Bookshelf Speakers vs Studio Monitors vs Satellite Speakers: Decoding Home Audio

For about six years now my wife and I have been using a box set of speakers in our entertainment center. The box came with a combination DVD player audio receiver and a collection of speakers most of which we don’t even have hooked up. For our setup (for the longest time) I could never really get any meaningful sound out of some of the speakers so we just took them down when our cat chewed through one of the wires – true story.

Anyway, our entertainment center has expanded quite a bit over the past six years and the receiver portion of our DVD player is not really adequate anymore. We are hooking up high end pieces of equipment to our speakers with low quality cables running through splitters and piggy-backed plugs. One of the inputs on our TV plays through, gasp, the built in TV speakers of all things. In any event it’s clear we need a new system and I’ve been looking for ways to improve it over the past couple months.

Naturally the first thing I wanted to upgrade was the receiver. It’s silly to use the old system to manage audio inputs when it’s just not capable of doing it in any kind of reasonable way. This of course meant we needed new speakers because the old speakers were proprietary to the old system. This quickly presented a challenge for us because neither of us was very savvy when it came to audio. We just hit play and the sounds came out. Volume goes up and volume goes down, that’s about it in our world.

Bookshelf Speakers, Studio Monitors, & Satellite Speakers – What The Heck Is The Difference Anyway?

That was two months ago however, today I’ve learned a thing or two about speakers and how to choose the right ones. In the beginning it was all Greek to me but it hindsight it’s pretty simple.

To break it down there are highs, mid-tones, and lows in all audio and every piece of sound, dialogue, or piece of music is comprised by a collections of sounds in all ranges. The tone and color of each sound has nuances that are subtle but unique and all sounds, even the simplest, are somewhat complex.

In short a good set of speakers will be able to play all range of audio and add some sophistication to the sound. Instead of hearing audio as simple noise it should be clear and colorful; pleasant to the ear.

Bookshelf Speakers 101

Most bookshelf speakers are designed to just that. They are simple systems that can range in price from very high to very low. They are basically all encompassing speakers that attempt to hit all ranges of sound in the best way possible. Some of the higher end models do this very well while some of the cheaper models tend to do this not so well.
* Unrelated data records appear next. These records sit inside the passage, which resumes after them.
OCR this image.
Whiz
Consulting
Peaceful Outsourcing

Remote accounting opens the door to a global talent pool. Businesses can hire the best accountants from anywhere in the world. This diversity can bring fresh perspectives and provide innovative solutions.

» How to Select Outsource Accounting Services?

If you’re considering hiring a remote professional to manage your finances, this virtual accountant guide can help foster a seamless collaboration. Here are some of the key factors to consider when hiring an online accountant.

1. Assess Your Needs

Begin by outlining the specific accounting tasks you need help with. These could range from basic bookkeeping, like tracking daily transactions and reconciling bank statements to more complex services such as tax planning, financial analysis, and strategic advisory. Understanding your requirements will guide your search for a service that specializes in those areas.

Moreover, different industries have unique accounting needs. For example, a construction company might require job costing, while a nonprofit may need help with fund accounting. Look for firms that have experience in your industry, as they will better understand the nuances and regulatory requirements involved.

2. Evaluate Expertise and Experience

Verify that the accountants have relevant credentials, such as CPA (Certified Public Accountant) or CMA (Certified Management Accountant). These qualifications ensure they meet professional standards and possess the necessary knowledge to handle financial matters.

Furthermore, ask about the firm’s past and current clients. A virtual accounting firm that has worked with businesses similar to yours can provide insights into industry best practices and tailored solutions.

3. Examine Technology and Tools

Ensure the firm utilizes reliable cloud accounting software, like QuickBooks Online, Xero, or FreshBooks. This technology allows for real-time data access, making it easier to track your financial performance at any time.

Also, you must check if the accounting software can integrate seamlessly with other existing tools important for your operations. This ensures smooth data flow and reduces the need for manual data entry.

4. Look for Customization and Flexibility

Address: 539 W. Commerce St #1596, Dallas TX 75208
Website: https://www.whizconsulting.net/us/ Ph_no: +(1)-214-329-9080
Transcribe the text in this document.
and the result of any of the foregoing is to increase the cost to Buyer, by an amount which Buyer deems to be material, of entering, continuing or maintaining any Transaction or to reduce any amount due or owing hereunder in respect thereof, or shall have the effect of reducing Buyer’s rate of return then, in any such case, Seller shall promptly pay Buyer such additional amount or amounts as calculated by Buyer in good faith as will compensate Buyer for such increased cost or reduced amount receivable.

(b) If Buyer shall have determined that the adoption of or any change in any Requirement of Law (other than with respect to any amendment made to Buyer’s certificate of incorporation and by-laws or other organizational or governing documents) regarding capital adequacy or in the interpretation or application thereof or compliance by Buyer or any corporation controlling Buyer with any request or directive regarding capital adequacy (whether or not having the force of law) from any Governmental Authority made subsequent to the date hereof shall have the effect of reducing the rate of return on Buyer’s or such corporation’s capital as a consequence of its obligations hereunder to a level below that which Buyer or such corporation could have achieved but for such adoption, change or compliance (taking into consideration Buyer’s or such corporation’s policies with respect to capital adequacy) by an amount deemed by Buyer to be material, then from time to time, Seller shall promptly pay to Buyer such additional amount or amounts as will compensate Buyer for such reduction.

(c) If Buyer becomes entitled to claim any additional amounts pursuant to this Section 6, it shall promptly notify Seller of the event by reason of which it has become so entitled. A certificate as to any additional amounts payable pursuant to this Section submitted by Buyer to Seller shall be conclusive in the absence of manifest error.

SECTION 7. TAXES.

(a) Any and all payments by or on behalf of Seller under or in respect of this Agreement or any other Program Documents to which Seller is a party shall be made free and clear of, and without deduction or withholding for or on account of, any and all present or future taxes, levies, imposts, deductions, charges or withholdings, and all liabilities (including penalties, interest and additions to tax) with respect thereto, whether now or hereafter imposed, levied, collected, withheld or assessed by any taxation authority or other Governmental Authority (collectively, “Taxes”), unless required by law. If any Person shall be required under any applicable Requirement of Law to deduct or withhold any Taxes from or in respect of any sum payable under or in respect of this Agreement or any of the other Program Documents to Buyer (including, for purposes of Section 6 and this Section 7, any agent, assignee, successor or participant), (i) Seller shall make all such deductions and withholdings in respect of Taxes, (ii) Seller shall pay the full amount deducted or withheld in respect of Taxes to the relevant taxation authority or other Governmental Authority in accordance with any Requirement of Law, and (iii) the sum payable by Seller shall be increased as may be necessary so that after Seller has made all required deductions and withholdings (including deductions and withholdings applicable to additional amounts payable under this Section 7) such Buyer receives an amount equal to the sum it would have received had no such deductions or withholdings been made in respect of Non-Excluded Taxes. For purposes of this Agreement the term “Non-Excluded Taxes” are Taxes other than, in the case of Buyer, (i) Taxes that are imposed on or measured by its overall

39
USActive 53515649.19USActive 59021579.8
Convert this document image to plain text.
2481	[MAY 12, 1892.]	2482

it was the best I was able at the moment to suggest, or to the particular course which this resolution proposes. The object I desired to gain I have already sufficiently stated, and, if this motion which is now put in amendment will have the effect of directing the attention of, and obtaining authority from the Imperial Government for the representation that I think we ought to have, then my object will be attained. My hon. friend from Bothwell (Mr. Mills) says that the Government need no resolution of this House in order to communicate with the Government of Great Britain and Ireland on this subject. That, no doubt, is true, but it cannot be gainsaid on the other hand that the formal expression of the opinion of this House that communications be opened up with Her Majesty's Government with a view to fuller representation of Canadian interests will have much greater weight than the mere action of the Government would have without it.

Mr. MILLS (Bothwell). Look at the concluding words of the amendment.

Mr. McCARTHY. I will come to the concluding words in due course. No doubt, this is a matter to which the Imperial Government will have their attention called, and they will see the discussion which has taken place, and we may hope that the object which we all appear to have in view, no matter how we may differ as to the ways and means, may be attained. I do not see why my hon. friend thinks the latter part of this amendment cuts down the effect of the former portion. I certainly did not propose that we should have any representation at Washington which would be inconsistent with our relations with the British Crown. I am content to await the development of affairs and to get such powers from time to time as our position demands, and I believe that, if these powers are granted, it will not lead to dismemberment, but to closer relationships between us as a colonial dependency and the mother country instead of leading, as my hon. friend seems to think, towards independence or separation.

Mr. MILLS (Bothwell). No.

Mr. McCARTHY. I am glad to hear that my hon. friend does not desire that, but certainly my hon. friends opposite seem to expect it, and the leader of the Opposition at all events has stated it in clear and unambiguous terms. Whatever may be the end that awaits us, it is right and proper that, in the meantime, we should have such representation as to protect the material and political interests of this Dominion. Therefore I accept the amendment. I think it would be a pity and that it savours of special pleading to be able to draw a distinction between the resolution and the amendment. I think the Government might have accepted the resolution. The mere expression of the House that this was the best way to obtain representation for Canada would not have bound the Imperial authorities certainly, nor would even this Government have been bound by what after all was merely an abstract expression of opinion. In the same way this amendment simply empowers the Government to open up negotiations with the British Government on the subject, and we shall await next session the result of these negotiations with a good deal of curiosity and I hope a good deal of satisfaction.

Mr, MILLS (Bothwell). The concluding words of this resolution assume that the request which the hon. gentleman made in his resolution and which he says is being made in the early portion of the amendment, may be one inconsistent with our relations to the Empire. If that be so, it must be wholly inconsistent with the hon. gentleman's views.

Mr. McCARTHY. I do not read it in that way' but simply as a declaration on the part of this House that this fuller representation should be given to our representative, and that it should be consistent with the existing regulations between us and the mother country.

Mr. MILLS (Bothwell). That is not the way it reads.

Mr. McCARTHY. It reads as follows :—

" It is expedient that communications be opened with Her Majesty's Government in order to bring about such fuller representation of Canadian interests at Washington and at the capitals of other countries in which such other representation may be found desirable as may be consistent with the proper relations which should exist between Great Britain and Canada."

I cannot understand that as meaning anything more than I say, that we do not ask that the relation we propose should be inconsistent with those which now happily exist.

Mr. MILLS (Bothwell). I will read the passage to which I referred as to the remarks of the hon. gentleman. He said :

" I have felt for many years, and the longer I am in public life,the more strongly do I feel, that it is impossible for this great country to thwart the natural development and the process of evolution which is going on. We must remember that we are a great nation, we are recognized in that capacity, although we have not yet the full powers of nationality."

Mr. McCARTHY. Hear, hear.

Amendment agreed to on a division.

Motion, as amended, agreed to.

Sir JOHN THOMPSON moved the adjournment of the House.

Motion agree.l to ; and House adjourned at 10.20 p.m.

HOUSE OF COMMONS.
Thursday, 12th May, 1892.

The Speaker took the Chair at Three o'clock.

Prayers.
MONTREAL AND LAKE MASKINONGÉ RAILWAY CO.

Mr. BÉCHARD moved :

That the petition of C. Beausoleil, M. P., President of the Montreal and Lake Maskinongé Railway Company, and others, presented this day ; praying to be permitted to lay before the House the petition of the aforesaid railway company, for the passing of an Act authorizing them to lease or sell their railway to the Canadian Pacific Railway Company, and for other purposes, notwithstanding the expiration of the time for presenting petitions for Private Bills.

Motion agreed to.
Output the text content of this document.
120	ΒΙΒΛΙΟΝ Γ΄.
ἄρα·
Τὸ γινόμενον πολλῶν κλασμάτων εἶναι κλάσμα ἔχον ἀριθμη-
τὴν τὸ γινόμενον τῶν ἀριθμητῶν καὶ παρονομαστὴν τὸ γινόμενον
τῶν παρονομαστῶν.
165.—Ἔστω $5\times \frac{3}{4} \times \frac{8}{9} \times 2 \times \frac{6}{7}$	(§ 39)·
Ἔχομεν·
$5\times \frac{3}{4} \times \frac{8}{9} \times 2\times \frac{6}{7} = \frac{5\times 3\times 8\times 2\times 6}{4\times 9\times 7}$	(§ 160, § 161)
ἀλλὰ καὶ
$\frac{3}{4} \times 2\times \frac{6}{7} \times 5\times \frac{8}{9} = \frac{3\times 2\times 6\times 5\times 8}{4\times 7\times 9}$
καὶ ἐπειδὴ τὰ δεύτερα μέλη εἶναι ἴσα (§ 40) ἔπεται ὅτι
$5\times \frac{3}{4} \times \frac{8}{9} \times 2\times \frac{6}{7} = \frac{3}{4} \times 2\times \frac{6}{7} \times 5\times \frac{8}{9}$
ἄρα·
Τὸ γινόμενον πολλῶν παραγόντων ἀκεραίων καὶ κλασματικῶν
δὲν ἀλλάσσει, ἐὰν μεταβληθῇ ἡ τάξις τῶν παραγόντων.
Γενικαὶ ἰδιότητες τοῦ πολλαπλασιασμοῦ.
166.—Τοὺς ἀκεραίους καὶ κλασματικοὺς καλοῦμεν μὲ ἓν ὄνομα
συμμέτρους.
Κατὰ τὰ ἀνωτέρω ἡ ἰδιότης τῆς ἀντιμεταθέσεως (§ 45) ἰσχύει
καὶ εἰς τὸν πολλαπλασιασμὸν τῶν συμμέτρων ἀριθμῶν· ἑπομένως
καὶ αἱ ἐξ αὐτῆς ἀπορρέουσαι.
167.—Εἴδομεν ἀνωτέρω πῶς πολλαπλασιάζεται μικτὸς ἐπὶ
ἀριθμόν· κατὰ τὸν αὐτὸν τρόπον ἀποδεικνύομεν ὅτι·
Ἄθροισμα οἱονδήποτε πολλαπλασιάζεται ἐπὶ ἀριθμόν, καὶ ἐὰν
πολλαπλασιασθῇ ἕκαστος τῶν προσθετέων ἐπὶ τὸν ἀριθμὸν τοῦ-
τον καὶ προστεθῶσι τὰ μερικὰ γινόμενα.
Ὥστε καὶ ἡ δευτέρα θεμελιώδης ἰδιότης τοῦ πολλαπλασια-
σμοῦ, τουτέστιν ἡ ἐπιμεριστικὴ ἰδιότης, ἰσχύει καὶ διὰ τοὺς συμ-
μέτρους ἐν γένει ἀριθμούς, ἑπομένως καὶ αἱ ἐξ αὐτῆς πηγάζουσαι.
One of the main benefits to a bookshelf speaker system is that they are generally smaller systems that are easier to setup, manage, and fit into a room. They aren’t called bookshelf speakers for nothing. Some very high end bookshelf speakers are designed to fit into very small spaces and yet still fill a room with very colorful, rich sound, be it music or spoken word.

A major limitation of most bookshelf speakers however is their ability to really be precise in sound quality on both the high end and low end of the spectrum. Some bookshelf speakers are not exactly powerful in the mid-range either. The untrained or undemanding ear may not notice the differences immediately, but the quality difference can be striking when compared side by side to a high end speaker that performs well.

Satellite Speakers 101

Satellite speakers on the other hand are excellent powerhouses at the high and mid-range. They are very small so they are very easy to fit into a living room entertainment center but because of their lack of bass output they are not desirable on their own. If you are looking to buy satellite speakers then you should pay more for speakers that are really designed to make amazing quality on the high end while making virtually no output on the low end. These should be paired with a subwoofer, a low range speaker meant only for outputting bass tones less than 50-100 Hz. Many sound bars qualify as satellite speakers even though they don’t have the traditional shape. Most satellite speakers are found in pairs that will flank an entertainment center on the left and right and sometimes in the rear.

Studio Monitors 101

While we were shopping for new speakers in our own home we were quickly tempted to get a set of studio monitors seeing as though these are the types of speakers used in studio settings by professionals but after closer inspection and a deeper understanding of what they are exactly we decided that this wasn’t for us. Standard studio monitors are designed to isolate all the little variations in an audio recording or audio wave so that it is easier to isolate sounds for better and more precise mixing.

In the living room this is not all that important. Although you do want clarity you also want fluidity in sound. You want the tone and color of the sound to be pleasant to actually listen to as opposed to analyze. There certainly are some settings where the fine audio output of a studio monitor might be desired in the home but in most homes a set of normal bookcase speakers is the way to go, even if they are smaller.

My Pick For Home Theater Speakers…

For us, we like the earth shattering lows and it is great to get high-quality highs as well, so we went with a sub and a satellite system. The satellite speakers were very easy to incorporate into our wall mounted entertainment center while the sub was easily offset to the side of our living room in a low traffic area of the room. For use the price was a bit nicer too since each unit was specialized it was easier for us to find a quality set of speakers in our price range.

Bookshelf speakers certainly are popular though, so if you have the budget for some of the higher-end models, then they can really make you enjoy the movies without ever leaving the comfort of your living room.